The Great Tech War Of 2012
Apple, Facebook, Google, and Amazon
battle for the future of the innovation economy.
Gilbert Wong, the mayor of
Cupertino, California, calls his city council to order. "As you know,
Cupertino is very famous for Apple Computer, and we're very honored to
have Mr. Steve Jobs come here tonight to give a special presentation,"
the mayor says. "Mr. Jobs?" And there he is, in his black turtleneck and
jeans, shuffling to the podium to the kind of uproarious applause
absent from most city council meetings. It is a shock to see him here on
ground level, a thin man amid other citizens, rather than on stage at
San Francisco's Moscone Center with a larger-than-life projection screen
behind him. He seems out of place, like a lion ambling through the
mall.
Fast Company is tracking developments in The Great Tech War
of 2012 for 30 days after this story's original publication to show just
how quickly competition between Apple, Google, Facebook, and Amazon is
heating up. Follow the updates here.
"Apple is growing like a weed," Jobs begins, his voice quiet and
sometimes shaky. But there's nothing timorous about his plan: Apple, he
says, would like to build a gargantuan new campus on a 150-acre parcel
of land that it acquired from Hewlett-Packard in 2010. The company has
commissioned architects--"some of the best in the world"--to design
something extraordinary, a single building that will house 12,000 Apple
employees. "It's a pretty amazing building," Jobs says, as he unveils
images of the futuristic edifice on the screen. The stunning
glass-and-concrete circle looks "a little like a spaceship landed," he
opines.
Nobody knew it at the time, but the Cupertino City Council meeting on
June 7, 2011, was Jobs's last public appearance before his resignation
as Apple's CEO in late August (and his passing in early October). It's a
fitting way to go out. When completed in 2015, Apple's new campus will
have a footprint slightly smaller than that of the Pentagon; its
diameter will exceed the height of the Empire State Building. It will
include its own natural-gas power plant and will use the grid only for
backup power. This isn't just a new corporate campus but a statement:
Apple--which now jockeys daily with ExxonMobil for the title of the
world's most valuable company--plans to become a galactic force for the
eons.
And as every sci-fi nerd knows, you totally need a tricked-out
battleship if you're about to engage in serious battle.
"Our development is guided by the
idea that every year, the amount that people want to add, share, and
express is increasing," says Facebook CEO Mark Zuckerberg. "We can look
into the future--and it's going to be really, really good."
To state this as clearly as possible: The four American companies
that have come to define 21st-century information technology and
entertainment are on the verge of war.

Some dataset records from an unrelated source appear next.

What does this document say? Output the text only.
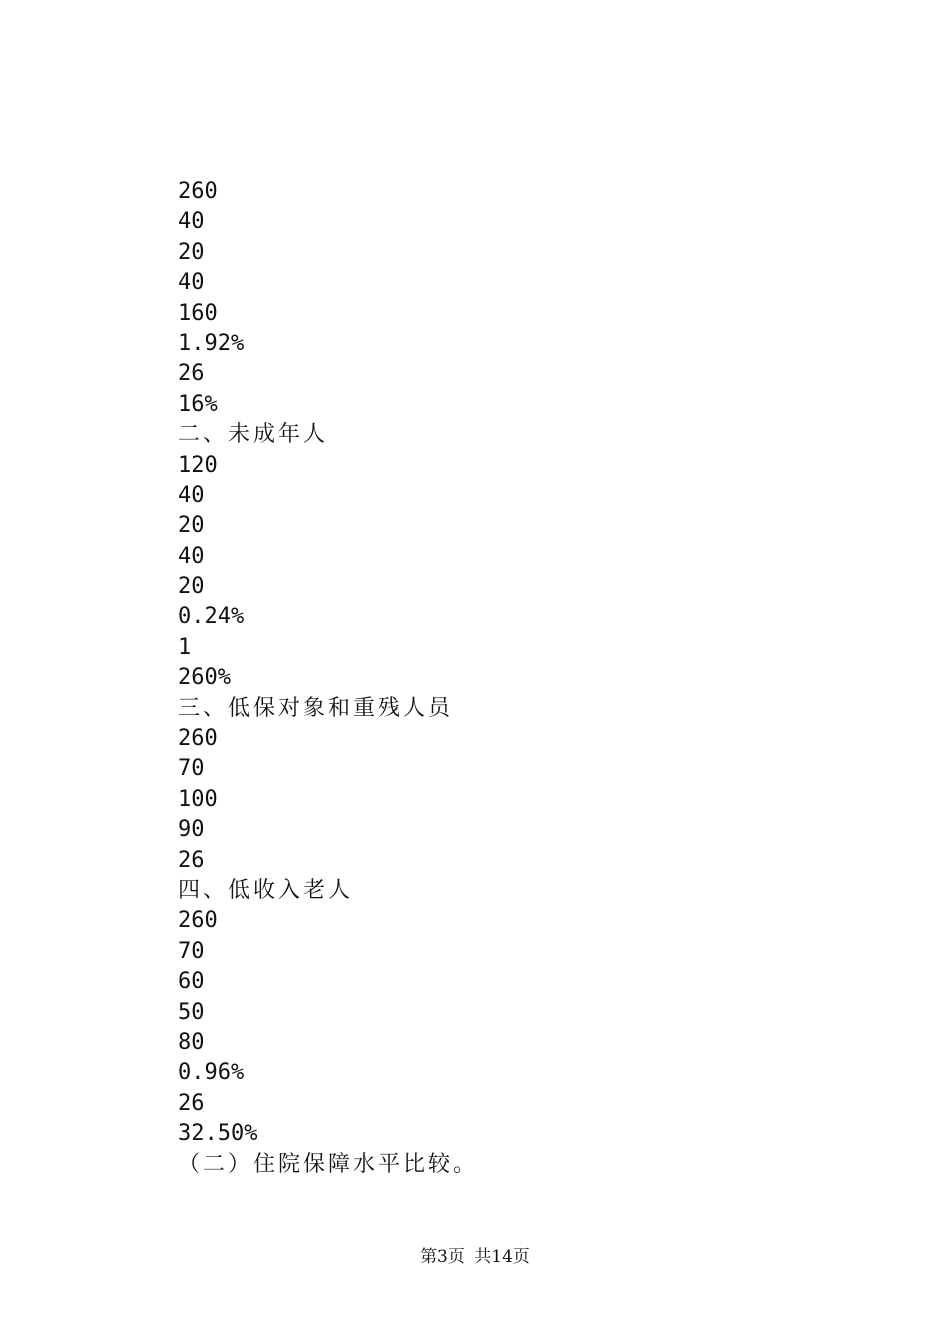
260
40
20
40
160
1.92%
26
16%
二、未成年人
120
40
20
40
20
0.24%
1
260%
三、低保对象和重残人员
260
70
100
90
26
四、低收入老人
260
70
60
50
80
0.96%
26
32.50%
（二）住院保障水平比较。
第3页 共14页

Over the next two years, Amazon,
Apple, Facebook, and Google will increasingly collide in the markets for
mobile phones and tablets, mobile apps, social networking, and more.
This competition will be intense. Each of the four has shown competitive
excellence, strategic genius, and superb execution that have left the
rest of the world in the dust. HP, for example, tried to take a run at
Apple head-on, with its TouchPad, the product of its $1.2 billion
acquisition of Palm. HP bailed out after an embarrassingly short 49-day
run, and it cost CEO Léo Apotheker his job. Microsoft's every move must
be viewed as a reaction to the initiatives of these smarter, nimbler,
and now, in the case of Apple, richer companies. When a company like
Hulu goes on the block, these four companies are immediately seen as
possible acquirers, and why not? They have the best weapons--weapons
that will now be turned on one another as they seek more room to grow.
There was a time, not long ago, when you could sum up each company
quite neatly: Apple made consumer electronics, Google ran a search
engine, Amazon was a web store, and Facebook was a social network. How
quaint that assessment seems today.
Jeff Bezos, who was ahead of the curve in creating a cloud data
service, is pushing Amazon into digital media, book publishing, and,
with his highly buzzed-about new line of Kindle tablets, including the
$199 Fire, a direct assault on the iPad. Amazon almost doubled in size
from 2008 to 2010, when it hit $34 billion in annual revenue; analysts
expect it to reach $100 billion in annual revenue by 2015, faster than
any company ever.
Remember when Google's goal was to catalog all the world's
information? Guess that task was too tiny. In just a few months at the
helm, CEO Larry Page has launched a social network (Google+) to
challenge Facebook, and acquired Motorola Mobility for $12.5 billion, in
part to compete more ferociously against Apple. Google's YouTube video
service is courting producers to make original programming. Page can
afford these big swings (and others) in the years ahead, given the way
his advertising business just keeps growing. It's on pace to bring in
more than $30 billion this year, almost double 2007's revenue.